After three more months of additional training, VMSB-141 departed for the South Pacific. Ayers and his radioman/gunner, PFC Sven E. R. Nelson, arrived at Henderson Field on the island of Guadalcanal on September 30, 1942. They flew their first scouting mission the following day, and were surprised to discover four Japanese destroyers 210 miles from Guadalcanal. Word was radioed back to Henderson Field, and a strike quickly organized as the scouts returned to base.
Date Of Loss:
Ayres and Nelson were assigned to another sector search on October 2, 1942; they took off in SBD-3 03311, and formed up on the Dauntless flown by Lt (jg) Herbert Perritte of VF-71. Their flight was uneventful until they reached the Russell Islands; there, a Japanese pilot (PO1c Okumura Takeo) spotted them and gave chase in his speedy Zero.
After trading fire for several minutes, the bombers disappeared into some clouds. Okumura thought he’d mortally damaged both Dauntlesses–he claimed two kills when he returned to base–but he was wrong. Ayres and Perritte were heading full-bore for the safety of home, while PFC Nelson and ARM3c Irving Newsome scanned the skies for more trouble.

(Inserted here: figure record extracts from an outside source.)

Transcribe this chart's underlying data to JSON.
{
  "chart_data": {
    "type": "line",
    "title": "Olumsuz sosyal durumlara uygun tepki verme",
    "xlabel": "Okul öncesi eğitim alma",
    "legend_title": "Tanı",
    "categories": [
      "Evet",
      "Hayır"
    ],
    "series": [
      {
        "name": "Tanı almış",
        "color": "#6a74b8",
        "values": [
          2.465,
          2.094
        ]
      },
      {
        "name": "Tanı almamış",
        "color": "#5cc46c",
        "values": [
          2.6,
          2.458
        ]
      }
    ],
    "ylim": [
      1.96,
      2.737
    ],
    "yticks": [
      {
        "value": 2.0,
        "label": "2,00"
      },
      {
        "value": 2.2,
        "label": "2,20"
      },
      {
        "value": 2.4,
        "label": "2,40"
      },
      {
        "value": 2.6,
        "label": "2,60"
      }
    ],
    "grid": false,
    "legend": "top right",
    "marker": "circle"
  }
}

Unfortunately for the Americans, their route took them back over Savo Island. Their blood ran cold at the sight of no less than ten Zeros of the Sixth Air Group, organizing for a post-dogfight flight back to Rabaul. The Japanese had enough fight and ammunition left to pounce on the two lumbering bombers. Ayers and Perritte bobbed and weaved while Nelson and Newson fired desperately at the attackers, but there was really no contest. Within minutes, both bombers were in flames. There were no survivors. (2)
No trace of Walton Ayres or his aircraft has ever been found.
Next Of Kin:
Wife, Mrs. Jo B. Ayres
Status Of Remains:
Manila American Cemetery and Memorial, Philippines
(1) This is Jo Ayres’ address, given by Walton when he enlisted as residence of his next of kin. His parents relocated to Rockville Center, New York.
(2) John Lundstrom, The First Team and the Guadalcanal Campaign (Annapolis: Naval Institute Press, 1994), 299. No Americans saw the planes go down; war diaries for VMSB-141 and VB-71 note simply that the aircraft did not return.